Pain & Habakkuk
The physical adventures and challenges of Epic Monday are matched by the mental and spiritual challenges of Tuesday. It marks the first small group discussion, first prayer session, and John Mark Reynolds’ talk on beauty. Then, in the evening, we watch a good, hard film.
The day started with a rousing message from our third and final keynote speaker, Dr. Joshua Damu Smith, Assistant Professor in the Torrey Honors Institute at Biola University. Pointing to Habakkuk, he energetically called students to consider how our perspective on pain affects our response to it.
Next, Peter David Gross and Juliet San Nicolas de Bradley led a Q&A about prayer before sending students out for a half hour of silent, solitary prayer. They helped students see that God prays for them, so when they pray, they’re joining something, not making it from scratch. They reminded them to listen to God. And they called students to expand their understanding of what counts as prayer, until their whole life becomes an attentive offering to God.
Then, Peter David Gross called students to seek truth in loving communities through discussion. He reminded them that their minds were made for finding truth, no matter whether they were made for doing well in school assignments, and that when they think together, they can help each other.
Then they got a chance to practice it. For three hours, they sat with our discussion text as mentors helped them work together to build a good answer to a hard question. It’s like intellectual boot camp, and it’s grand. Seeing students change from being silently afraid of sounding stupid to working well together in eager anticipation of finding truth is marvelous.
Beauty in the Mind of God
Then, as every year, John Mark Reynolds gave his most famous lecture: Beauty in the Mind of God. It’s a biblical and philosophical case for the objectivity of beauty, the absurdity of calling mere fashions and fads “beauty,” and the inherent beauty of every human.
Give it a listen below.
Tuesday ends beautifully, with an incredible film.
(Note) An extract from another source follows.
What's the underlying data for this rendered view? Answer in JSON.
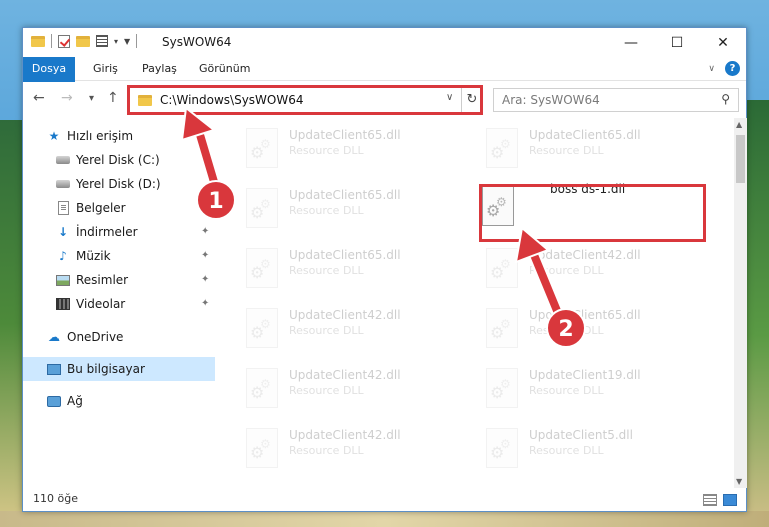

Cohorts were able to pick between The Passion of Joan of Arc and A Monster Calls, two movies about enduring through pain for the sake of something bigger. Both films left their respective audiences crying and talking well into the night. Now they’ll be touchpoint for discussion and reflection for the rest of the week, as together we continue to consider what it means to be mature, even in the context of pain.